Warmer air creates a less stable water system.
- Devika Bakshi
Imagine it’s autumn 2022. The earth has warmed by 1.2°C since the preindustrial era. Our planet’s water system—the network that connects rivers, lakes, and oceans as well as glaciers, soil, air, and all living things—is changing. Rising temperatures make this system more volatile.
If we think of the planet as a human body, increasing global temperatures are like a rise in our internal temperature: At 37°C (98.6°F), we are comfortable and able to thrive, but a sustained increase of even one or two degrees can be harmful. The planet’s water cycle is like our circulatory system—an intricate network carrying a steady supply of a crucial substance that sustains all forms of life, including our own. Disruptions in this network can pose grave danger.
Clouds are made of droplets of water that each contain trillions of H2O molecules, yet are still light enough to stay suspended in air. Imagine an H2O molecule in the atmosphere joining a nearby droplet, making it just heavy enough to fall from the sky as a raindrop.
This drop splashes onto a road about four minutes after beginning its descent. The asphalt is not porous, and the water needs to go somewhere. The engineers who designed the road planned for rainy days, so the road is higher in the center and lower on the sides, allowing gravity to pull water toward the curb. Our molecule joins rushing water in the gutter and tumbles through a grate into a storm sewer.
Storm sewer
Engineers designed this storm sewer for a range of precipitation, but today it’s raining more heavily than the designs anticipated. Water has nearly filled the storm sewer, and the river it flows into is rising dangerously. If this heavy rain continues, the sewer will exceed its capacity, and subsequent rain will stay on the surface, following the contours of roads and valleys until it floods the low-lying parts of the city. For now, the system is working. Our molecule becomes part of the swiftly moving river, and within an hour, it is in the ocean.

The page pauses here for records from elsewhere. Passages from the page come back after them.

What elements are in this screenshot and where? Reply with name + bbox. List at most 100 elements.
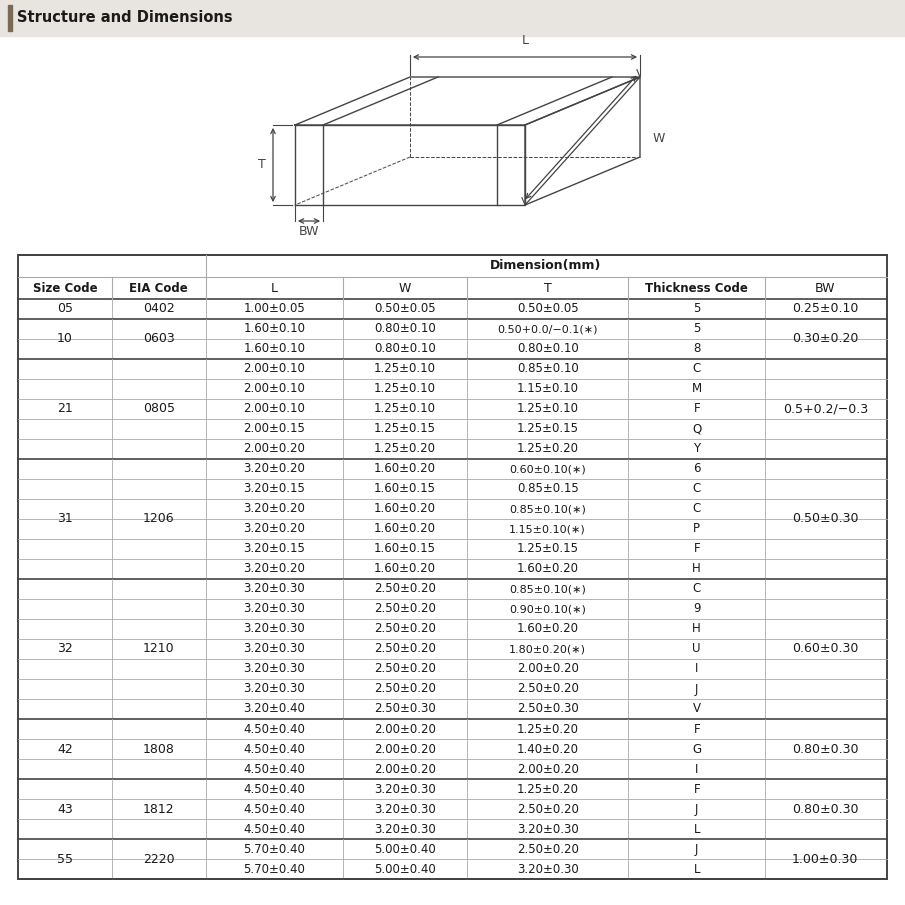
Text: 5.70±0.40: 5.70±0.40 xyxy=(243,862,305,875)
Text: 10: 10 xyxy=(57,332,73,346)
Text: M: M xyxy=(691,383,701,395)
Text: 9: 9 xyxy=(693,603,700,615)
Text: 42: 42 xyxy=(57,742,72,756)
Text: 4.50±0.40: 4.50±0.40 xyxy=(243,783,305,795)
Text: G: G xyxy=(692,742,701,756)
Text: 1.60±0.15: 1.60±0.15 xyxy=(374,542,436,556)
Text: H: H xyxy=(692,563,701,576)
Text: 3.20±0.30: 3.20±0.30 xyxy=(517,862,578,875)
Text: 1.60±0.20: 1.60±0.20 xyxy=(374,522,436,536)
Text: 2.00±0.20: 2.00±0.20 xyxy=(517,662,578,675)
Text: F: F xyxy=(693,722,700,736)
Text: 8: 8 xyxy=(693,342,700,356)
Text: 0.85±0.15: 0.85±0.15 xyxy=(517,482,578,496)
Text: 1.25±0.15: 1.25±0.15 xyxy=(517,542,578,556)
Text: 0.80±0.10: 0.80±0.10 xyxy=(375,342,436,356)
Text: 0603: 0603 xyxy=(143,332,175,346)
Text: C: C xyxy=(692,363,700,376)
Bar xyxy=(8,5,12,31)
Text: W: W xyxy=(399,281,412,294)
Text: J: J xyxy=(695,803,699,815)
Text: L: L xyxy=(693,862,700,875)
Text: 31: 31 xyxy=(57,512,72,526)
Text: T: T xyxy=(544,281,551,294)
Text: 3.20±0.30: 3.20±0.30 xyxy=(243,643,305,655)
Text: F: F xyxy=(693,403,700,415)
Text: 1.60±0.20: 1.60±0.20 xyxy=(374,563,436,576)
Text: 2.50±0.20: 2.50±0.20 xyxy=(374,682,436,696)
Text: Y: Y xyxy=(693,443,700,455)
Text: 1.00±0.05: 1.00±0.05 xyxy=(243,302,305,316)
Polygon shape xyxy=(295,125,525,205)
Text: 3.20±0.20: 3.20±0.20 xyxy=(243,462,305,475)
Text: 1.00±0.30: 1.00±0.30 xyxy=(792,853,859,865)
Text: 0.25±0.10: 0.25±0.10 xyxy=(792,302,859,316)
Text: 1.15±0.10: 1.15±0.10 xyxy=(517,383,578,395)
Text: 1.60±0.10: 1.60±0.10 xyxy=(243,342,305,356)
Text: 1.15±0.10(∗): 1.15±0.10(∗) xyxy=(510,524,586,534)
Text: 0.85±0.10(∗): 0.85±0.10(∗) xyxy=(510,584,586,594)
Text: 1206: 1206 xyxy=(143,512,175,526)
Text: 0.60±0.10(∗): 0.60±0.10(∗) xyxy=(510,464,586,474)
Text: C: C xyxy=(692,583,700,595)
Polygon shape xyxy=(295,77,640,125)
Bar xyxy=(18,255,887,879)
Text: 4.50±0.40: 4.50±0.40 xyxy=(243,742,305,756)
Text: 32: 32 xyxy=(57,643,72,655)
Text: 1.25±0.15: 1.25±0.15 xyxy=(517,423,578,435)
Text: 3.20±0.15: 3.20±0.15 xyxy=(243,542,305,556)
Text: 0.80±0.10: 0.80±0.10 xyxy=(517,342,578,356)
Text: V: V xyxy=(692,702,700,716)
Text: 0.80±0.30: 0.80±0.30 xyxy=(792,742,859,756)
Text: 0.50±0.05: 0.50±0.05 xyxy=(375,302,436,316)
Text: 2.00±0.20: 2.00±0.20 xyxy=(243,443,305,455)
Text: 1.60±0.20: 1.60±0.20 xyxy=(517,563,578,576)
Text: 3.20±0.30: 3.20±0.30 xyxy=(375,783,436,795)
Text: 2.50±0.20: 2.50±0.20 xyxy=(517,803,578,815)
Text: 1.25±0.10: 1.25±0.10 xyxy=(374,363,436,376)
Text: L: L xyxy=(521,34,529,47)
Text: 0.5+0.2/−0.3: 0.5+0.2/−0.3 xyxy=(783,403,868,415)
Text: 3.20±0.30: 3.20±0.30 xyxy=(375,823,436,835)
Text: 2.00±0.20: 2.00±0.20 xyxy=(517,763,578,776)
Text: 1210: 1210 xyxy=(143,643,175,655)
Text: 1812: 1812 xyxy=(143,803,175,815)
Text: 0.90±0.10(∗): 0.90±0.10(∗) xyxy=(510,604,586,614)
Text: 1.60±0.20: 1.60±0.20 xyxy=(374,502,436,516)
Text: 2.50±0.20: 2.50±0.20 xyxy=(374,662,436,675)
Text: 1.60±0.15: 1.60±0.15 xyxy=(374,482,436,496)
Text: T: T xyxy=(258,158,266,172)
Text: 1.25±0.15: 1.25±0.15 xyxy=(374,423,436,435)
Text: 3.20±0.20: 3.20±0.20 xyxy=(243,502,305,516)
Text: J: J xyxy=(695,843,699,855)
Text: 3.20±0.20: 3.20±0.20 xyxy=(243,563,305,576)
Text: 0.60±0.30: 0.60±0.30 xyxy=(792,643,859,655)
Text: 4.50±0.40: 4.50±0.40 xyxy=(243,823,305,835)
Text: 3.20±0.30: 3.20±0.30 xyxy=(375,803,436,815)
Text: P: P xyxy=(693,522,700,536)
Text: 1.25±0.10: 1.25±0.10 xyxy=(517,403,578,415)
Text: 3.20±0.30: 3.20±0.30 xyxy=(243,662,305,675)
Text: 55: 55 xyxy=(57,853,73,865)
Text: U: U xyxy=(692,643,701,655)
Text: 3.20±0.15: 3.20±0.15 xyxy=(243,482,305,496)
Text: 0.85±0.10(∗): 0.85±0.10(∗) xyxy=(510,504,586,514)
Text: 1.25±0.20: 1.25±0.20 xyxy=(517,443,578,455)
Text: H: H xyxy=(692,623,701,635)
Text: 5.70±0.40: 5.70±0.40 xyxy=(243,843,305,855)
Text: L: L xyxy=(271,281,278,294)
Text: 0805: 0805 xyxy=(143,403,175,415)
Text: 3.20±0.40: 3.20±0.40 xyxy=(243,702,305,716)
Text: C: C xyxy=(692,482,700,496)
Text: 1.25±0.10: 1.25±0.10 xyxy=(374,383,436,395)
Text: I: I xyxy=(695,763,699,776)
Text: 1.80±0.20(∗): 1.80±0.20(∗) xyxy=(510,644,586,654)
Text: 0.30±0.20: 0.30±0.20 xyxy=(792,332,859,346)
Text: 05: 05 xyxy=(57,302,73,316)
Text: 2.50±0.30: 2.50±0.30 xyxy=(375,702,436,716)
Text: 2.00±0.10: 2.00±0.10 xyxy=(243,363,305,376)
Text: 3.20±0.30: 3.20±0.30 xyxy=(517,823,578,835)
Text: 1.40±0.20: 1.40±0.20 xyxy=(517,742,578,756)
Text: 0.80±0.10: 0.80±0.10 xyxy=(375,322,436,336)
Text: BW: BW xyxy=(299,225,319,238)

When the ocean and atmosphere are warmer, water evaporates more readily. Warm air acts like a sponge—if water is available, the air pulls it from the earth’s surface, until it reaches a saturation point.Our molecule now spends less time in the warmer ocean before it separates from the swirl of other water molecules, evaporates back into the atmosphere, and is swept away by the wind.
Our molecule travels a long distance as vapor, carried by the winds and passing over a forest. Trees transpire water from their leaves and needles, which moistens and cools the air around them. Our molecule collides with recently transpired molecules, and they condense into a new water droplet in a cloud. Other molecules condense quickly, adding weight, and our molecule is once again in a falling raindrop, this one landing on the crown of a tree. The tree’s leaves and grooves in its bark channel water toward the trunk and down to the soil.
The Clausius-Clapeyron Relation
Over the following weeks, our molecule passes through many small organisms living in the soil before it’s absorbed by the tree’s roots. Tubes within the trunk pull it up to the branches and out to the leaves. The undersides of the leaves exhale oxygen and water vapor. Our molecule is airborne again.
Above the forest, our molecule is swept farther by the prevailing winds. After a few days, it joins other molecules in a group of clouds above a mountain range. Twenty years ago, at this time of year, snow would have been typical at this altitude. Our molecule would have connected with others in a crystalline pattern to form a snowflake where it would have stayed all winter.
In the spring or summer, snow would melt into liquid and make its way gradually down to the valley below, providing gentle, steady water supply for the village and farms. Because the air is warmer, however, our molecule’s droplet grows bigger and heavier. Eventually the atmospheric “sponge” reaches its maximum capacity, and our molecule falls in a deluge.
Local patterns of precipitation have been increasingly erratic as the atmosphere has warmed, and this valley has been in a drought for a couple of years. One might think the villagers would welcome the rain, but the soil isn’t ready for it, having become dry and hard, and much of the vegetation has withered—an increasingly bad match for heavy rainfall.
Each fat drop loosens more of the parched surface, and soon a mudslide is underway, tumbling and surging into the riverbed below. Our molecule becomes part of a turbulent slurry of topsoil, plants, and debris. The river banks widen, eroding parts of the landscape with the current.
Downstream is an artificial lake where engineers dammed the river to generate hydropower. The water is welcome, but the silt and debris in the water are not. They raise the lakebed, reducing the lake’s capacity, clogging the dam’s machinery, and threatening the local water supply in a way that gradual snowmelt in the past did not.
Our molecule squeezes through the dam’s turbines and flows toward the delta where the river meets the sea. Local people have cut channels to irrigate farmland in this region, and our molecule travels to a field. Rice is the main crop there, and farmers grow it by submerging the land in knee-deep water. Our molecule circulates in the field for a while, but instead of becoming part of a rice plant, the warm atmosphere quickly evaporates it.
Hydropower
This constant movement and change from liquid to vapor and back again is a dramatic, frenetic cycle for our molecule. Every bit of additional warming adds energy, volatility, and uncertainty to the entire water system, raising the risk that the stable patterns we’ve built our lives upon could disappear.